Monday, January 09, 2006

The darkness

I think it's become necessary for me to gripe about the weather in each entry, so I think today I'll complain that I returned home from work in the dark. Despite the fact that having a job is great, and enjoying the time I spend there, I would rather it didn't take up all the hours of daylight. The darkness outside is complete, and the gentle patter of the rain on the ground can be soothing or distressing.

Today was a productive day. I have completed tasks I intended to do today and feel almost relaxed. I bought spices for the kitchen which were required: fine ground black pepper, salt, paprika and cinnamon. I believe these should be the basis for any kitchen, and are useful in many dishes. Since winter started my diet seems to have reduced to the bare minimum required to live - simple carbohydrates and some protein. Don't blame me if I die from not having taken in any vitamins or eaten any green vegetables. It's just my local Sainsbury seems to have less veg than the cupboards in our kitchen, and it's a hassle to go and find another shop which sells whichever ones take my fancy at the time, which is usually so late at night that the rest are shut anyway. Just to give you an example, they have baking potatoes and new potatoes, but never any basic white potatoes. They never have swede, parsnip or any salad which isn't washed, chopped and put into bags with irritating little sachets of dressing (costing £1.99). Although you can't guarantee they'll have frozen chips or bagels in Oriental Foods, they do have a great selection of veg and two aisles of spices at stunningly cheap prices. So it's a quandary. Do I go to Sainsbury and get my occidental necessities (merchandised cereals and drinks) or do I forfeit my creature comforts and go to Oriental Foods? The solution is to do both, which is not always practical but can be done on separate days.

The weekend was a busy one.
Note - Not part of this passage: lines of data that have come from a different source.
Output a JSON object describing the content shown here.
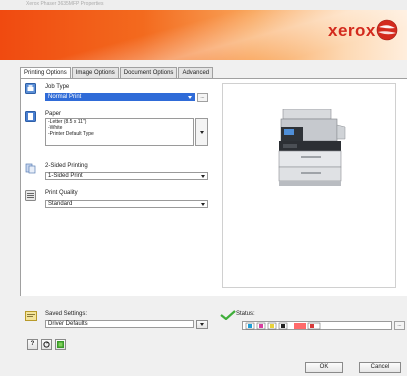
{
  "window": {
    "title": "Xerox Phaser 3635MFP Properties"
  },
  "header": {
    "brand": "xerox"
  },
  "tabs": [
    {
      "label": "Printing Options",
      "active": true
    },
    {
      "label": "Image Options",
      "active": false
    },
    {
      "label": "Document Options",
      "active": false
    },
    {
      "label": "Advanced",
      "active": false
    }
  ],
  "job_type": {
    "label": "Job Type",
    "value": "Normal Print",
    "more_label": "..."
  },
  "paper": {
    "label": "Paper",
    "lines": [
      "-Letter (8.5 x 11\")",
      "-White",
      "-Printer Default Type"
    ]
  },
  "two_sided": {
    "label": "2-Sided Printing",
    "value": "1-Sided Print"
  },
  "print_quality": {
    "label": "Print Quality",
    "value": "Standard"
  },
  "saved_settings": {
    "label": "Saved Settings:",
    "value": "Driver Defaults"
  },
  "status": {
    "label": "Status:",
    "more_label": "..."
  },
  "footer": {
    "help_label": "?",
    "ok_label": "OK",
    "cancel_label": "Cancel"
  },
  "colors": {
    "accent": "#f36a1e",
    "brand_red": "#d32a1d",
    "selection": "#2f6bd8"
  }
}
Looking back it doesn't seem like I actually did that much, but I felt better afterwards and it's definitely the start of something exciting. I think having approximately half the composers in Glasgow (between 18 and 35) in one room was productive, and although it does happen on a reasonably regular basis, not so many rich ideas are had. The rehearsal went extremely well despite a panic attack beforehand from a co-organiser that put me in a state of worry before the gig. As it was, more people turned up than we expected and brought their own equipment which was a pleasant surprise. I have a feeling this gig is going to be more successful than the previous effort, and given we have the prior experience of organising a concert within this establishment it can only *fingers crossed* go better than last time. The trouble is there's always something else to organise... another player to find or a space to book or flyers to distribute or someone to talk to. Aside from that we also have to get people to come to the gig. It's a full time sport and I'm already working a full time job and trying to do other projects.

I want to be at home less today. The structure of having a job and rehearsals to go to seems to make things worthwhile, or at least numbs the pain and constricts the paranoia. Prevaililng paranoia seems to be a stain on my life, to disturb and upset me when I least need it. But more on that to come.